NOAA Storm database analysis

Synopsis

This report provides a brief analysis on the US NOAA storm database focused on those events with greater impact on population health and economy. Data correspond to the 1950-2011 period and are available in this link

Data processing

The first step is to download the source file (it it is not available) and to store the rawdata in a dataframe

library(dplyr)

## 
## Attaching package: 'dplyr'

## The following objects are masked from 'package:stats':
## 
##     filter, lag

## The following objects are masked from 'package:base':
## 
##     intersect, setdiff, setequal, union

setwd("C:/Users/agustin.izquierdo/Documents/R/coursera/Reproducible Research/week4")
#wet locale to English
Sys.setlocale("LC_ALL","English")

## [1] "LC_COLLATE=English_United States.1252;LC_CTYPE=English_United States.1252;LC_MONETARY=English_United States.1252;LC_NUMERIC=C;LC_TIME=English_United States.1252"

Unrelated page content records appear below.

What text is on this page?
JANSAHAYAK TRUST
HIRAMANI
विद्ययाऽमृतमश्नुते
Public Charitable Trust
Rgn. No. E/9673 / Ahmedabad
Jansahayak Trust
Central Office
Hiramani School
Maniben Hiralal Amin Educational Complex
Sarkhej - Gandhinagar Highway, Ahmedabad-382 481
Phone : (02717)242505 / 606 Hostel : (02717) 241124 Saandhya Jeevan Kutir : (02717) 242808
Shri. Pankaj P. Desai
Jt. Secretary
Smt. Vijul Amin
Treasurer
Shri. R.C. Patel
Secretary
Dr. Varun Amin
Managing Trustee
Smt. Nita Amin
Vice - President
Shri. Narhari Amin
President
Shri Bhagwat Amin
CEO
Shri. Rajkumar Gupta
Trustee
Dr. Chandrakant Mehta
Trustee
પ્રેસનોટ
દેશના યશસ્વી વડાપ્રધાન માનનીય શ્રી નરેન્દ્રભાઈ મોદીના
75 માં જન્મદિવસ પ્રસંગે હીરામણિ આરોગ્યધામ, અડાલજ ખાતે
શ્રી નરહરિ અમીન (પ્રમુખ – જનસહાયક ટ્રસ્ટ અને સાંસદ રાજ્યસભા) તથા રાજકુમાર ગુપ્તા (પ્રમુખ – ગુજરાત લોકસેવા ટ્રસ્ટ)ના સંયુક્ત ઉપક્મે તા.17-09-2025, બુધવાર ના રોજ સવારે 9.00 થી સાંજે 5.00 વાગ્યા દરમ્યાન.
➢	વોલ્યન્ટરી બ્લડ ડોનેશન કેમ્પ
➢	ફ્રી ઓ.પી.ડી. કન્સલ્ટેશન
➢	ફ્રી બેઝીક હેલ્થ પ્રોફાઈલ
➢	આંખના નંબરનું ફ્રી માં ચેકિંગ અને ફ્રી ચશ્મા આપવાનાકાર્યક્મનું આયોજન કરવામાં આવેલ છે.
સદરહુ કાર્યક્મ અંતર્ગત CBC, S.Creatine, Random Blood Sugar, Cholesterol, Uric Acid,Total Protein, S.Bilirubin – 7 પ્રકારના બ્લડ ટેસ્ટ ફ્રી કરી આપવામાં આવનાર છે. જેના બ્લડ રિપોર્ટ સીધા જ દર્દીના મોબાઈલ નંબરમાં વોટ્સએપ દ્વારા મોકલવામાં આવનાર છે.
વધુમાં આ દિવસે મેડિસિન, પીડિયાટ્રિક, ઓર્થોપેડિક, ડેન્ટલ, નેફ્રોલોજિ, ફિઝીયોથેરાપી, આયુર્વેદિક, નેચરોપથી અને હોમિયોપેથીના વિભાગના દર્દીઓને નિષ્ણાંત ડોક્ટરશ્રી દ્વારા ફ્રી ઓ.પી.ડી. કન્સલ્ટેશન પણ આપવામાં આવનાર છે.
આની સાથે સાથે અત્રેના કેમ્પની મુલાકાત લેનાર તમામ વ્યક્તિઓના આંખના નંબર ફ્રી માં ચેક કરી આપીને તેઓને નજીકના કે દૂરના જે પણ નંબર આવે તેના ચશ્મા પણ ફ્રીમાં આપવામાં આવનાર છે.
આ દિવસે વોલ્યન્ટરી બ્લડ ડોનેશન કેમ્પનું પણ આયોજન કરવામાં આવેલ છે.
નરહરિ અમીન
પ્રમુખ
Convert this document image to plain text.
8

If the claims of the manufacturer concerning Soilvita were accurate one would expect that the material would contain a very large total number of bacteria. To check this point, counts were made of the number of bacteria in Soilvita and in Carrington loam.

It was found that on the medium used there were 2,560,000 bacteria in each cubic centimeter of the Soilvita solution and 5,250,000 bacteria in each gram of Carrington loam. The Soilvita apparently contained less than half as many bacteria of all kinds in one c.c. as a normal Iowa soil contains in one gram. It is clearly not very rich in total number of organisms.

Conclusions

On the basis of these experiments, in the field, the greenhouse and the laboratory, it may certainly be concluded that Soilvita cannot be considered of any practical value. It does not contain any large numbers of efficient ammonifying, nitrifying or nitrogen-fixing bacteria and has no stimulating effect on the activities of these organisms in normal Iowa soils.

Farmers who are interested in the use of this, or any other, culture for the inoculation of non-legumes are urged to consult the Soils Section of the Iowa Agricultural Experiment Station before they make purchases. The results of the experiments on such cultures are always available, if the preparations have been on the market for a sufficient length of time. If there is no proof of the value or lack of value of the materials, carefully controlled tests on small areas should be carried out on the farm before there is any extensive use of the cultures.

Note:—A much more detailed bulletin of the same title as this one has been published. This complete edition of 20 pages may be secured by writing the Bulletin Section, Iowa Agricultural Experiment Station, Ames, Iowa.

file<- "repdata_data_StormData.csv"
if (!file.exists(file)) 
{
  download.file("https://d396qusza40orc.cloudfront.net/repdata%2Fdata%2FStormData.csv.bz2",destfile=file)
}

rawdata<-read.csv(file, header=T, stringsAsFactors=F)
if(!file.exists(file))
{
unlink(file)
}

From the raw data we observe we only need some of the observations for the analysis: -EVTYPE: event type (type of storm) -FATALITIES: number of deceases -INJURIES: number of personal injuries -PROPDMG: property damages (base) -PROPDMGEXP: property damages (exponent) -CROPDMG: crop damage (base) -CROPDMGEXP: crop damage (exponent)

Therefore we create the base dataframe with the columns we need:

data<-rawdata[,c("EVTYPE", "FATALITIES", "INJURIES","PROPDMG","PROPDMGEXP","CROPDMG","CROPDMGEXP")]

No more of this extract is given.